The Strength of the LGBTQ Community in North Carolina.

by | Aug 26, 2022 | Politics

Faces of the LGBTQ community in North Carolina. Trans woman, of color, veteran: Lara Americano, Charlotte. Judge, official, first in the South: Chris Brook, Raleigh. Activist, transplant, rising star: Chris Sgro, Greensboro. 300,000: LGBTQ population, across the state. Lesbian, gay, bisexual, transgender, and queer people live and contribute in every community in the state of North Carolina. They are not always welcomed or even tolerated as who they are. They have been persecuted for years and may be again in the future if the Republican Party attains control of the full range of the powers of government. And they still they live, and work, and struggle.

The LGBTQ community in the South is one of the marvels of American society. With a few exceptions almost exclusively in urban areas, the South has failed to accept its LGBTQ residents as full participants in the social commonwealth. Thousands of LGBTQ people have, in consequence, left the region for more tolerant locales, where they can expect a great measure of public respect and private acceptance. Yet millions remain in the region, making their way through life in a social context that is far from welcoming to who they are.

Discrimination against the LGBTQ community in North Carolina hardly ceased when the rest of the country made strides toward equality. Mere months after the U.S. Supreme Court declared same-sex marriage a constitutional right, strident homophobes in the North Carolina General Assembly rushed through a bill permitting taxpayer-funded magistrates to refuse to provide marriage licenses to same-sex couples. Governor Pat McCrory vetoed the bill, but the Republican majority felt so strongly about it that they overrode the veto, humiliating a governor of their own party and sending a harsh message to same-sex couples about how the LGBTQ community would be treated in North Carolina.

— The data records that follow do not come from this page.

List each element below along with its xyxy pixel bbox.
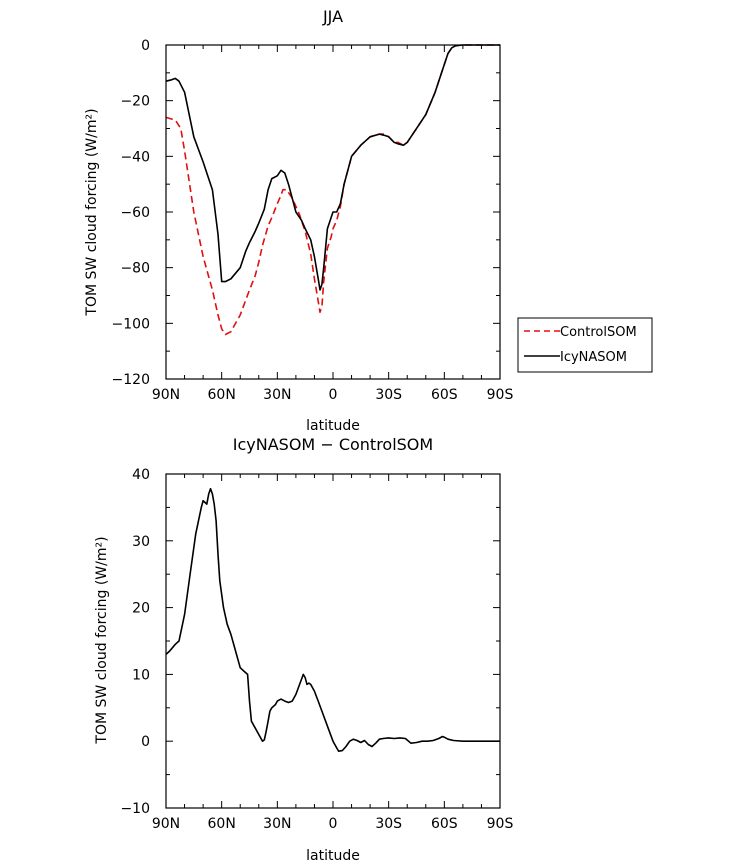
chart-title: JJA [322,7,343,26]
y-tick-label: −80 [120,261,150,277]
x-tick-label: 60S [431,816,458,832]
series-line-difference [165,487,500,752]
x-axis-label: latitude [306,848,360,864]
x-tick-label: 30S [375,816,402,832]
panel-top-jja: JJA latitude TOM SW cloud forcing (W/m²)… [84,7,513,434]
x-tick-label: 30N [263,816,291,832]
y-tick-label: 20 [132,601,150,617]
x-tick-label: 30S [375,387,402,403]
y-tick-label: −60 [120,205,150,221]
y-tick-label: −120 [112,372,150,388]
y-tick-label: 10 [132,667,150,683]
series-line-icynasom [165,44,500,291]
series-line-controlsom [165,44,500,336]
y-tick-label: −10 [120,801,150,817]
panel-bottom-difference: IcyNASOM − ControlSOM latitude TOM SW cl… [94,435,513,864]
x-tick-label: 90S [487,387,514,403]
x-tick-label: 60N [208,816,236,832]
x-tick-label: 0 [329,387,338,403]
y-tick-label: −40 [120,149,150,165]
y-tick-label: −100 [112,316,150,332]
y-tick-label: 0 [141,734,150,750]
x-tick-label: 60S [431,387,458,403]
y-tick-label: 40 [132,467,150,483]
y-tick-label: −20 [120,94,150,110]
x-tick-label: 90N [152,387,180,403]
plot-area: 90N 60N 30N 0 30S 60S 90S 0 −20 −40 −60 −80 −100 −120 [112,38,514,403]
x-tick-label: 90S [487,816,514,832]
x-tick-label: 60N [208,387,236,403]
plot-area: 90N 60N 30N 0 30S 60S 90S 40 30 20 10 0 −10 [120,467,513,832]
legend: ControlSOM IcyNASOM [517,317,653,373]
x-tick-label: 90N [152,816,180,832]
legend-label-controlsom: ControlSOM [560,325,637,340]
y-axis-label: TOM SW cloud forcing (W/m²) [84,108,100,316]
x-tick-label: 30N [263,387,291,403]
y-axis-label: TOM SW cloud forcing (W/m²) [94,536,110,744]
legend-box [517,317,653,373]
legend-label-icynasom: IcyNASOM [560,350,627,365]
y-tick-label: 30 [132,534,150,550]
x-tick-label: 0 [329,816,338,832]
y-tick-label: 0 [141,38,150,54]
x-axis-label: latitude [306,418,360,434]
chart-title: IcyNASOM − ControlSOM [233,435,433,454]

The damage wrought by a law that came the year after the magistrate atrocity must not be forgotten. Antiseptically labelled HB2, the so-called bathroom bill brought a storm of denunciation and financial loss on the state that will linger in its reputation for decades to come. HB2 cost the state $4 billion in economic production and a slate of investments we will never be able to count, because corporations refused even to consider a state they considered hateful. Eighty thousand media outlets ran articles on the law, attracting billions of impressions around the world. The U.K. Foreign Office issued a travel advisory against LGBTQ Britons risking a visit to the heart of transphobia.

And yet. While numbers of LGBTQ people must have decided they had had enough of being attacked by their own state government and left for less bigoted locales, hundreds of thousands more stayed in their home state. Some LGBTQ people have even moved from out of state to places like Asheville. Clearly, North Carolina has come a long way since the dark years when it was regarded from the Justice Department headquarters in Washington, DC, to Finland and Japan and beyond, as an egregious symbol of the hatred LGBTQ people still face.

A personal note. I happen to straight and cisgender, characteristics that confer privilege. But my support for the LGBTQ community is based on my firm conviction that every human, from the homeless trans person the President of the United States, is absolutely and completely equal. “If a clod be washed away by the sea, Europe is the less,” observed John Donne in a reflection that would culminate with one of the most famous lines in English literature. “Therefore, never seek to know for whom the bell tolls, it tolls for thee.” Today, that bell calls us to justice for LGBTQ people across our state, our country, and our world.